# Why We Cube - A Speedcubing Documentary



## cubizh (Aug 14, 2018)

I don't know why this video wasn't here yet.


----------



## abunickabhi (Aug 15, 2018)

Excellent video! Good personalization , with following stories of a few people close-up!
I like Kit and Max.


----------



## GenTheThief (Aug 15, 2018)

I cracked up when it said narrated by Feliks Zemdegs--it reminded me of a school nature documentary that was narrated by Liam Neeson.

Great video, Chris!


----------



## lucarubik (Aug 15, 2018)

I saw it a couple of days ago, first i thought it was too slow, probably cause i already know why I cube, but when it got more personal i really enjoyed it. fine work


----------



## AvGalen (Aug 17, 2018)

Very well made video, although I preferred watching it at double speed. This made me want to learn more about Phil Yu and The Cubicle.

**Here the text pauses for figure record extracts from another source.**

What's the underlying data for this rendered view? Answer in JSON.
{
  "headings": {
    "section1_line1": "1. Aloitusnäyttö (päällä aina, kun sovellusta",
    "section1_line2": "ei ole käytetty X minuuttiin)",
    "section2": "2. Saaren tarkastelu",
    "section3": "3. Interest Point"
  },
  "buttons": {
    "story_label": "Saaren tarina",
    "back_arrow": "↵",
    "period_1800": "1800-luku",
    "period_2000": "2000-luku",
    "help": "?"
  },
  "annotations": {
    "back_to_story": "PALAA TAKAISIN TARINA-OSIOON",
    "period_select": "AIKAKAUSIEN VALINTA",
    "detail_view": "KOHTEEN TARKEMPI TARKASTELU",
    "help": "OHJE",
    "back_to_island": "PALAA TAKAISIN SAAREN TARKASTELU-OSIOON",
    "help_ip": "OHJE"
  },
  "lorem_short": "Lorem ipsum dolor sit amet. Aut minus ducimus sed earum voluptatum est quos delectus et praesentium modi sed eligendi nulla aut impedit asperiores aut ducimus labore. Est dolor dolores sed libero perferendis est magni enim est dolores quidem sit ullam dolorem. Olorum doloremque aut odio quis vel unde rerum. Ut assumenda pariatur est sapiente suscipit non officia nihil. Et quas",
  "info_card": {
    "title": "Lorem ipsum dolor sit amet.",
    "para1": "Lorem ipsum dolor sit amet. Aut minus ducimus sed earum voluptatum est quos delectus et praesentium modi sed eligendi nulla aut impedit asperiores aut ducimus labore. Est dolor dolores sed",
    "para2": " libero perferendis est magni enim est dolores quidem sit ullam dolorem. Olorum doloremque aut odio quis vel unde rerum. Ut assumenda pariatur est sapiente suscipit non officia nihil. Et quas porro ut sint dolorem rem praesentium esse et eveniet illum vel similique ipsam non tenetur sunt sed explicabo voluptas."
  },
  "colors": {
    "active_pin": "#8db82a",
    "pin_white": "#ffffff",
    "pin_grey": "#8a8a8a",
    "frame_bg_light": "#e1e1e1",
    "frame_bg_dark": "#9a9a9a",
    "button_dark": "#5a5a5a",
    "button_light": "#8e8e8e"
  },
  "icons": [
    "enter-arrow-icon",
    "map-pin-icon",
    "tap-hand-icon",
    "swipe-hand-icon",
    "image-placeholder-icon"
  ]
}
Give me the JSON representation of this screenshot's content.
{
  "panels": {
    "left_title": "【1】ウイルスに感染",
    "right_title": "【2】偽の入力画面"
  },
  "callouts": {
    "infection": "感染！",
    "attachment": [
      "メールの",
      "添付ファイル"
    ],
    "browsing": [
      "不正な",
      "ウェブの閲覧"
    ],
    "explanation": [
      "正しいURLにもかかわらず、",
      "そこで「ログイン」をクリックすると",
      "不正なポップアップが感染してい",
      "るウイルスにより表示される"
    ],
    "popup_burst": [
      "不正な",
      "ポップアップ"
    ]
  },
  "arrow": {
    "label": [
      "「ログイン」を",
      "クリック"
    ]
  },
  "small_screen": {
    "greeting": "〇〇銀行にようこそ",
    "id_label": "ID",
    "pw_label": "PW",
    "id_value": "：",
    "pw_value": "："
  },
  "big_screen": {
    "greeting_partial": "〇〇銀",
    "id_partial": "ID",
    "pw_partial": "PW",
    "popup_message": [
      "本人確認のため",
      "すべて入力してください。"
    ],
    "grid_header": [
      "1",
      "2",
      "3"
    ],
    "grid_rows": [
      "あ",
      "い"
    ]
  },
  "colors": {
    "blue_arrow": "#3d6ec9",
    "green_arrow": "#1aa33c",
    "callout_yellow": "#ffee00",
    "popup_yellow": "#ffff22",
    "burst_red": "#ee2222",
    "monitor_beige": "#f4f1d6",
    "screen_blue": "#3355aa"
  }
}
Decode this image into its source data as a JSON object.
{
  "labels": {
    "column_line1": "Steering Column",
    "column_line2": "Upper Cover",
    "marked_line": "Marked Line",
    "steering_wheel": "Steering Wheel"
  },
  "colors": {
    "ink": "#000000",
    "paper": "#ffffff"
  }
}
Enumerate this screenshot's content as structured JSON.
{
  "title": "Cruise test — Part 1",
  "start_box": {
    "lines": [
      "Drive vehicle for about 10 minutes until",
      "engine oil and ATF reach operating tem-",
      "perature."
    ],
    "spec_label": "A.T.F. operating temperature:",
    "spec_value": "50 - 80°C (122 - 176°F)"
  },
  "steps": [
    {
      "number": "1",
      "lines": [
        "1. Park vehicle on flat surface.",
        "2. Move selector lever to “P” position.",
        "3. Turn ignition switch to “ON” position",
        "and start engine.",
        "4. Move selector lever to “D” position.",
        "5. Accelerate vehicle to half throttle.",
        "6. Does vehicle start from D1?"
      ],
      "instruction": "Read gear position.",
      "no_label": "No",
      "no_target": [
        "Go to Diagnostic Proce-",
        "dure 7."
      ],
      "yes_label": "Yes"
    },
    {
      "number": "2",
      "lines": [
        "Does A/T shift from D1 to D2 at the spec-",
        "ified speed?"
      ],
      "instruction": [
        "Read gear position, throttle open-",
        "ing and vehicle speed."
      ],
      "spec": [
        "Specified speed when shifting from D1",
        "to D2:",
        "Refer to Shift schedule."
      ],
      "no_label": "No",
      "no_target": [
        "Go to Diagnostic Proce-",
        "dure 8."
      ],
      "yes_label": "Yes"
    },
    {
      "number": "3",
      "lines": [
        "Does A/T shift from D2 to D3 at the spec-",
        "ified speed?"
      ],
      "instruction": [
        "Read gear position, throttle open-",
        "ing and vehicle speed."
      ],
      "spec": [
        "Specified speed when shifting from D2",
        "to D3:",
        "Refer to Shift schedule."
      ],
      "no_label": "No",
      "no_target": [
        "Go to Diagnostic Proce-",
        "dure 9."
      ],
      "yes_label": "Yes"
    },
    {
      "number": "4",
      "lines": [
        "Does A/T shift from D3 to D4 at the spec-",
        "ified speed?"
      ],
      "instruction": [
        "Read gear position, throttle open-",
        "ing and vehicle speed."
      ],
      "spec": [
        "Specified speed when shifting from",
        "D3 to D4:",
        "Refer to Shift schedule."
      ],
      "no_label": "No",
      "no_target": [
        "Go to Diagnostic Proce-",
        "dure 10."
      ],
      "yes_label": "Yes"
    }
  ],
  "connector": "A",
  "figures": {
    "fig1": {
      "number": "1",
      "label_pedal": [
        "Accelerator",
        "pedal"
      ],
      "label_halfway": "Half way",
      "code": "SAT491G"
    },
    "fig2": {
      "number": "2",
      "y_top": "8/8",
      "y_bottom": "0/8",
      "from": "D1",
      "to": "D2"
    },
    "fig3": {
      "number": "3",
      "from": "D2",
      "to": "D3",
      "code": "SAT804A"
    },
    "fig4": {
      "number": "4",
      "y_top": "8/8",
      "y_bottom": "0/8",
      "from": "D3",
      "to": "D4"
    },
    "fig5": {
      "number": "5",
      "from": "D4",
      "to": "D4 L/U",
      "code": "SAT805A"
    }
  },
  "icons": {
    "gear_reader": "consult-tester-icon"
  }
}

Also, 37:59 should be a meme!


----------



## pjk (Aug 20, 2018)

Agreed, well made video, thanks for sharing.


----------



## 1001010101001 (Aug 20, 2018)

'Thanks moyu for the car!!!'


AvGalen said:


> Very well made video, although I preferred watching it at double speed. This made me want to learn more about Phil Yu and The Cubicle.
> 
> Also, 37:59 should be a meme!


----------



## AvGalen (Aug 20, 2018)

1001010101001 said:


> 'Thanks moyu for the car!!!'


YouTubes time-linked url's can be a bit inprecise. I was referring specifically to "Moyu Money"


----------



## cubeshepherd (Feb 27, 2019)

In case you have not yet seen the attached video, I wanted to share with all that the "why we cube" video just won a Film Festival, so huge congratulations to Chris (a.k.a CYOtheking) on this great accomplishment and well done to all that help with the video in which ever way they did. It is really cool to see the video get so much like and to have won. Great job once again!


----------



## abunickabhi (Mar 1, 2019)

Congrats to Chris on winning the Film Festival yo!


----------



## GenTheThief (Mar 1, 2019)

When I first saw the video title I thought that it was going to be an in depth explanation on Why "We Cube" won a film festival.


----------